Both women were each other’s sounding board. They needed each other more than they realised to get their anxieties out into the open, and these past few weeks they were getting increasingly concerned as neither of them had heard from their boys.

‘It’s a wonder we’ve not gone grey,’ Beryl joked.

‘But we have!’ Agnes roared. Both women were only in their early forties, but their once-shiny chestnut-brown hair was gradually being overtaken by a mass of grey and white streaks.

This morning Agnes felt the tiniest bit of relief.

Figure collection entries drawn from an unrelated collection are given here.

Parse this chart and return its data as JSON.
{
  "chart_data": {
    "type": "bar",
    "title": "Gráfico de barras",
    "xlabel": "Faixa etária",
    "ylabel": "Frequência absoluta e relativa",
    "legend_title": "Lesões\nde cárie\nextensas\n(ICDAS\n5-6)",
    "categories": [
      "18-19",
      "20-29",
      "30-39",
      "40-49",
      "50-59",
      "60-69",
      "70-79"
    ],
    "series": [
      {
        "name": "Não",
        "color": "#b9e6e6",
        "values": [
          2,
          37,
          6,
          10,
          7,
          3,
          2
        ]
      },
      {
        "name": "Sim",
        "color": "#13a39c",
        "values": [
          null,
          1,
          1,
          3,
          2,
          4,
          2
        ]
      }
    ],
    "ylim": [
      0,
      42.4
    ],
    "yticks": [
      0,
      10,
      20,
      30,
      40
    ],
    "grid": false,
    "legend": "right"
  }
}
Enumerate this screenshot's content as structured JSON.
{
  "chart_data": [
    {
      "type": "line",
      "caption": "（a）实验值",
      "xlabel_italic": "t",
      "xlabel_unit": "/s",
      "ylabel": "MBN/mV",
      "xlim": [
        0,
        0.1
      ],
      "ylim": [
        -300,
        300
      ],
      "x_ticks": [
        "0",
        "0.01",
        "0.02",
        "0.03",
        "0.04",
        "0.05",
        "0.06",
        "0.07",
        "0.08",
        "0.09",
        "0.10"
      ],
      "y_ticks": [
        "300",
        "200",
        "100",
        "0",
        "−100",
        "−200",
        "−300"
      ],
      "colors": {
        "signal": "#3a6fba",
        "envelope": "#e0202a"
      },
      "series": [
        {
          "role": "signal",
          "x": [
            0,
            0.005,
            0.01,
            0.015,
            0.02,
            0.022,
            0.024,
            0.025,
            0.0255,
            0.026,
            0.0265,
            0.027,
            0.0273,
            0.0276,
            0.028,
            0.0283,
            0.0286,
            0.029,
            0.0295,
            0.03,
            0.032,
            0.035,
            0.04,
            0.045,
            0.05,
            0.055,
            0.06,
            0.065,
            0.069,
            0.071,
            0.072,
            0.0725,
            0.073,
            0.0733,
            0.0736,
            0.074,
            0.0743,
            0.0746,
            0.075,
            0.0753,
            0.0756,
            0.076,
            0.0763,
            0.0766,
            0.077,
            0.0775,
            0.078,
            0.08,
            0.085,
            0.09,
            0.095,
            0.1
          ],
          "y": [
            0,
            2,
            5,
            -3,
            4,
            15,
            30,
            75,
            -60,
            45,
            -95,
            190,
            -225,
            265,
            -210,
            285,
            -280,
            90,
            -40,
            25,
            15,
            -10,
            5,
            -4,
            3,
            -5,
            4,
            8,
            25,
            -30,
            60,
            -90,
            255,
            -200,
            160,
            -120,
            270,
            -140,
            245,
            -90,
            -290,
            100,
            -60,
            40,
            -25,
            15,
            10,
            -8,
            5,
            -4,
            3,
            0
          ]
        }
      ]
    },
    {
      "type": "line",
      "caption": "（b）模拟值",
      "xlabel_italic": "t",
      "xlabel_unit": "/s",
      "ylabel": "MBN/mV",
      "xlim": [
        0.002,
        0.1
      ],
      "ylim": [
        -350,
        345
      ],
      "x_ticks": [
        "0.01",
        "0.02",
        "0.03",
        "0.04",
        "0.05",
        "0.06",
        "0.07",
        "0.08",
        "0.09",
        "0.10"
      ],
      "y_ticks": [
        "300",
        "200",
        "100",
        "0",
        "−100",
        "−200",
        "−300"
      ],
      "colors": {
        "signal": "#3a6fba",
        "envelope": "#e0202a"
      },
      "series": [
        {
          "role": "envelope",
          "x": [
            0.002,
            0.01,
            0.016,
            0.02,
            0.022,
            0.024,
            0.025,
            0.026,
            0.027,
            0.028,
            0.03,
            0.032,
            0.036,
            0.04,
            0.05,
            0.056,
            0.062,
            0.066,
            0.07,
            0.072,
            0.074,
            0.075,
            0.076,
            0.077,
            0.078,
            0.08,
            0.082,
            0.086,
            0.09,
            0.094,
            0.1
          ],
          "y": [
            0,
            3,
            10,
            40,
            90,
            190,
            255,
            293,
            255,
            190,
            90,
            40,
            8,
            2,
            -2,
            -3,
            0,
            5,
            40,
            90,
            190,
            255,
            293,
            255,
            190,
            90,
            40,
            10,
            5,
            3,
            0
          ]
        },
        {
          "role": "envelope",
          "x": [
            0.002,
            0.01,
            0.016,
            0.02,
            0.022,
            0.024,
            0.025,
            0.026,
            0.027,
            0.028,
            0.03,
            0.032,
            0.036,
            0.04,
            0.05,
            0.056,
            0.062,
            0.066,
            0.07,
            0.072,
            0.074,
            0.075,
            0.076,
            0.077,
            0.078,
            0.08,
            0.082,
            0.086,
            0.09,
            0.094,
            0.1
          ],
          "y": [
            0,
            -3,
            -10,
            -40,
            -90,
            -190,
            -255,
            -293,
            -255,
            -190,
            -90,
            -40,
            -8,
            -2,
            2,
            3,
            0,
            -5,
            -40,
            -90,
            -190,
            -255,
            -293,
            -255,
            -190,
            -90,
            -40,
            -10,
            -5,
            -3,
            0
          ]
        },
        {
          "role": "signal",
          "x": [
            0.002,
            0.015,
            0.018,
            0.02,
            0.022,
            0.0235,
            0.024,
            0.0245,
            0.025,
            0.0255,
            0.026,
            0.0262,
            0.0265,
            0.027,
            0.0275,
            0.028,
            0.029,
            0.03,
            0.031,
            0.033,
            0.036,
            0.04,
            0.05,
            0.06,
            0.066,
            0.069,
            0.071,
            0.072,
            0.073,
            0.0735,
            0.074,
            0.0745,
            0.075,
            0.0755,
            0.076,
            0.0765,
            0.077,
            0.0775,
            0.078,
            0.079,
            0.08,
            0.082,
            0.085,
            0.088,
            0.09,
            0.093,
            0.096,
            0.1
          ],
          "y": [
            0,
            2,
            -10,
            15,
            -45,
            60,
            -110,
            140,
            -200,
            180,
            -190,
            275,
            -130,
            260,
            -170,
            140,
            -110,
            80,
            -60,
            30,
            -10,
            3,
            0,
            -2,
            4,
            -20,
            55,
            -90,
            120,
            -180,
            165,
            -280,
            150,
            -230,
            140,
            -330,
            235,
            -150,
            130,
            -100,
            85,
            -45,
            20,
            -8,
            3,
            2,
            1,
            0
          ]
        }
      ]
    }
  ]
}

It was Friday, which meant a weekend’s rest from worrying. As she stood at her front door, with Lucille in her arms, both of them waving goodbye to Polly and Bel as they left for their respective jobs, Agnes’s mind wandered to the day ahead. She took Lucille and went back into the kitchen to have one last cuppa before the neighbours’ children were dropped off. Her day would be filled with the demands of half a dozen boys and girls, all thankfully still young enough to know nothing of the fear and the uncertainty of the world outside their little playgroup.